Liz Porter is a true crime writer, novelist and freelance journalist. She writes about ‘the real CSI’, and is renowned for her use of forensic science in books such as Written on the Skin and Cold Case Files.
Liz Porter explains that in true crime it’s vital to focus on the facts and not rely on the stories people tell on what they remember about an incident. “The difficulty in writing true crime is about making sure you have all the facts right, and the realisation that you can’t rely on people’s memories, you’ve always got to go to the documents. You’ve always got to go to the trial transcripts and the forensic reports, or the coroner’s reports, or whatever you can get your hands on like that.”

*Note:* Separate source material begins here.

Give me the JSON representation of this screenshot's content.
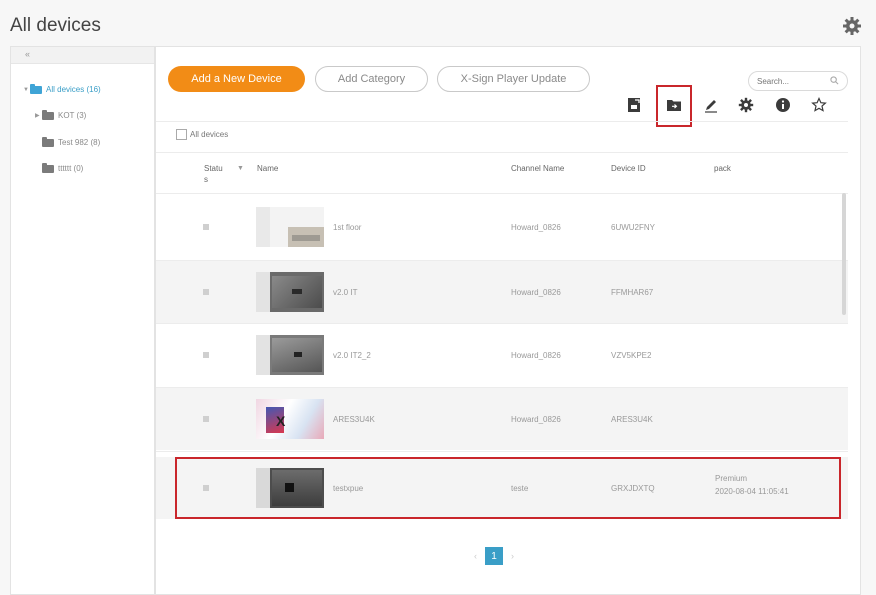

However, she says it’s important to find a balance between what needs to be checked and what can be relied on. “Often you don’t need to know. For example, a forensic specialist might say to you what a bad time they had with a particular prosecutor in court, and there were all sorts of awkward questions in front of the jury. And you’ll have a quote saying that, and you won’t need to go and check the transcripts and see.”
Liz stresses that when putting first hand accounts it is important to double check your sources, she mentions how she had to cut out biographical material out of her non-fiction book Written on the Skin due to the unreliability of primary sources. “When looking at writing
a book, you always need to double check your facts, especially from primary sources. If you are going to put that in a book, you have to make sure that, in fact, the jury was there at the time [for example]. In the book Written on the Skin I was originally planning to include much more biographical information about the experts in there. In one particular case, a forensic pathologist was telling me about what a hard time she’d had in court, and actually it had inspired her to study law herself. I actually went to the transcripts – and her memory was, in fact, incorrect. It didn’t matter, but it would matter for the point she was making if I put it in the book. I had to know. So it was a really, really salutary lesson.”
Liz’s tip: Ensure your reader has an emotional connection
“I usually try and get the reader on the side with either the victim or the detective. You want them to have some emotional reason for reading. Even though they’ve got the book in their hand … you still want them to keep reading.”